Mar 04, 2004
India recently set up a National Mission on Bamboo Technology at an outlay of Rs 2,600 crores in acknowledgement of bamboo’s potential to broad-spread prosperity. India’s 7 north-eastern states’ relative isolation and non-industrialised condition, make them ideal for spear heading a bamboo centred economy.
India is second only to China in the 136 genetic varieties of bamboo [’dendrocalamus’] it has, spread throughout the land. India also has 130 million tonnes of standing crop. It is expert’s opinion that China’s bamboo craftsmen, fine though they are, have become rather set in their ways, whereas India’s, are more versatile and innovative. And yet China’s bamboo economy is Rs 26,000 crores and India’s is a puny Rs 2,000 crores.

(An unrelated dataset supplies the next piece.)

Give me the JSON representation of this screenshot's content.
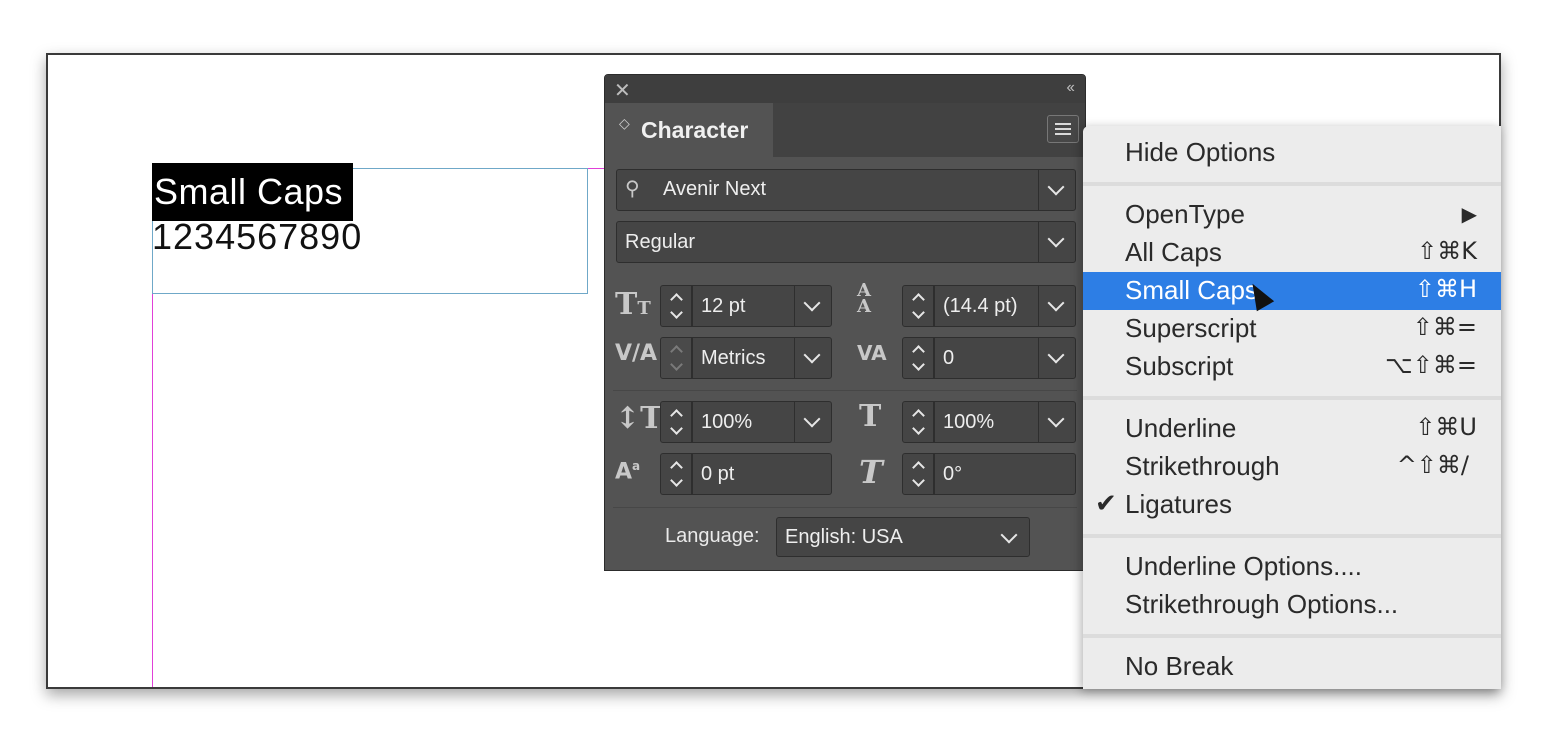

Why? There are three reasons. One, China has for long had a focused programme to develop its bamboo economy. In fact the International Network of Bamboo and Rattan [INBR website], created jointly by 27 countries, is head-quartered in Beijing. Another reason is that bamboo is a tragically poetic plant: it dies as soon as it flowers, and whole tracts die en masse, as is happening now in the NE states. But INBR’s Ian Hunter says this can be managed well, using China’s experience. The final reason is that India’s bamboo stands are in notified forests and laws prohibit their felling and transport. There are moves now to de-link bamboo from other forest produce.
The Technology Mission is mandated to address all these problems. It will spend Rs 2,000 crores to develop two million hectares of new bamboo plantations, Rs 275 crores to train and enhance craftsmen’s skills, Rs 139 crores to develop products, processes and standards and Rs 129 crores to develop markets. By 2007, India’s bamboo economy is expected to touch Rs 16,000 crores and Rs 26,000 crores by 2015.